Der Schweizerische Versicherungsverband begrüsst den Entscheid des Ständerates, an einheitlichen Vorschriften zum Schutz vor gefährlichen Hunden festzuhalten. Er begrüsst auch den Entscheid des Nationalrates, zwei für die Versicherbarkeit von Stauanlagen wichtige Präzisierungen vorzunehmen.

Zürich, 21. September 2010 – Der Ständerat hat heute mit 28 zu 15 Stimmen entschieden, dass die Vorschriften zum Schutz vor Hunden landesweit einheitlich sein sollen.
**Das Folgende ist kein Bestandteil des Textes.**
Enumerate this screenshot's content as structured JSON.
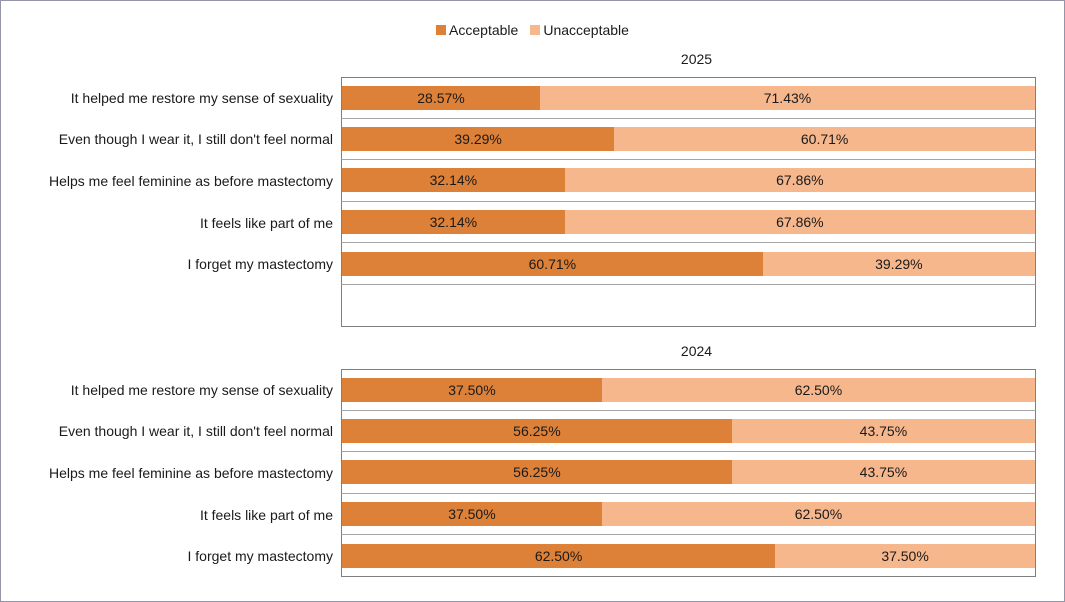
{
  "legend": {
    "items": [
      {
        "label": "Acceptable",
        "color": "#dd8038"
      },
      {
        "label": "Unacceptable",
        "color": "#f6b78d"
      }
    ],
    "position": "top-center"
  },
  "colors": {
    "acceptable": "#dd8038",
    "unacceptable": "#f6b78d",
    "plot_border": "#7f7f7f",
    "row_separator": "#a6a6a6",
    "frame_border": "#9595a9",
    "text": "#1a1a1a"
  },
  "chart_data": [
    {
      "type": "bar",
      "orientation": "horizontal",
      "stacked": true,
      "title": "2025",
      "xlim": [
        0,
        100
      ],
      "grid": "category-separator-lines",
      "legend_position": "top",
      "categories": [
        "It helped me restore my sense of sexuality",
        "Even though I wear it, I still don't feel normal",
        "Helps me feel feminine as before mastectomy",
        "It feels like part of me",
        "I forget my mastectomy"
      ],
      "series": [
        {
          "name": "Acceptable",
          "values": [
            28.57,
            39.29,
            32.14,
            32.14,
            60.71
          ]
        },
        {
          "name": "Unacceptable",
          "values": [
            71.43,
            60.71,
            67.86,
            67.86,
            39.29
          ]
        }
      ],
      "rows": [
        {
          "label": "It helped me restore my sense of sexuality",
          "acceptable": 28.57,
          "acceptable_text": "28.57%",
          "unacceptable": 71.43,
          "unacceptable_text": "71.43%"
        },
        {
          "label": "Even though I wear it, I still don't feel normal",
          "acceptable": 39.29,
          "acceptable_text": "39.29%",
          "unacceptable": 60.71,
          "unacceptable_text": "60.71%"
        },
        {
          "label": "Helps me feel feminine as before mastectomy",
          "acceptable": 32.14,
          "acceptable_text": "32.14%",
          "unacceptable": 67.86,
          "unacceptable_text": "67.86%"
        },
        {
          "label": "It feels like part of me",
          "acceptable": 32.14,
          "acceptable_text": "32.14%",
          "unacceptable": 67.86,
          "unacceptable_text": "67.86%"
        },
        {
          "label": "I forget my mastectomy",
          "acceptable": 60.71,
          "acceptable_text": "60.71%",
          "unacceptable": 39.29,
          "unacceptable_text": "39.29%"
        }
      ],
      "has_trailing_empty_row": true
    },
    {
      "type": "bar",
      "orientation": "horizontal",
      "stacked": true,
      "title": "2024",
      "xlim": [
        0,
        100
      ],
      "grid": "category-separator-lines",
      "legend_position": "none",
      "categories": [
        "It helped me restore my sense of sexuality",
        "Even though I wear it, I still don't feel normal",
        "Helps me feel feminine as before mastectomy",
        "It feels like part of me",
        "I forget my mastectomy"
      ],
      "series": [
        {
          "name": "Acceptable",
          "values": [
            37.5,
            56.25,
            56.25,
            37.5,
            62.5
          ]
        },
        {
          "name": "Unacceptable",
          "values": [
            62.5,
            43.75,
            43.75,
            62.5,
            37.5
          ]
        }
      ],
      "rows": [
        {
          "label": "It helped me restore my sense of sexuality",
          "acceptable": 37.5,
          "acceptable_text": "37.50%",
          "unacceptable": 62.5,
          "unacceptable_text": "62.50%"
        },
        {
          "label": "Even though I wear it, I still don't feel normal",
          "acceptable": 56.25,
          "acceptable_text": "56.25%",
          "unacceptable": 43.75,
          "unacceptable_text": "43.75%"
        },
        {
          "label": "Helps me feel feminine as before mastectomy",
          "acceptable": 56.25,
          "acceptable_text": "56.25%",
          "unacceptable": 43.75,
          "unacceptable_text": "43.75%"
        },
        {
          "label": "It feels like part of me",
          "acceptable": 37.5,
          "acceptable_text": "37.50%",
          "unacceptable": 62.5,
          "unacceptable_text": "62.50%"
        },
        {
          "label": "I forget my mastectomy",
          "acceptable": 62.5,
          "acceptable_text": "62.50%",
          "unacceptable": 37.5,
          "unacceptable_text": "37.50%"
        }
      ],
      "has_trailing_empty_row": false
    }
  ]
}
Während der Nationalrat im Hundegesetz lediglich die Grundsätze geregelt haben und den Kantonen weitergehende Kompetenzen einräumen möchte, will der Ständerat weiterhin die Vorschriften in allen Kantonen harmonisieren. Der Schweizerische Versicherungsverband (SVV) begrüsst diesen Entscheid, erleichtert er doch die Versicherung der Hundehalter-Haftpflichtrisiken. Beide Räte haben entschieden, dass alle Hundehalter eine Haftpflichtversicherung abschliessen müssen. Das Geschäft geht nun wieder zurück an den Nationalrat.

Wichtige Präzisierungen für die Versicherbarkeit von Stauanlagen

Bei der Beratung des Stauanlagengesetzes hat der Nationalrat mit 99 zu 56 Stimmen beschlossen, auch Sabotage als Haftungsgrund auszuschliessen. Der SVV begrüsst diesen Entscheid, weil es haftungsrechtlich bedenklich wäre, wenn der Betreiber einer Stauanlage für eine Sabotage haften müsste. Einstimmig präzisierte der Nationalrat die Deckung der Haftpflicht. Demnach können die Kantone weiterhin entscheiden, ob sie ein Versicherungsobligatorium einführen möchten. Sie können zudem den Umfang, insbesondere die Versicherungssumme, selber bestimmen.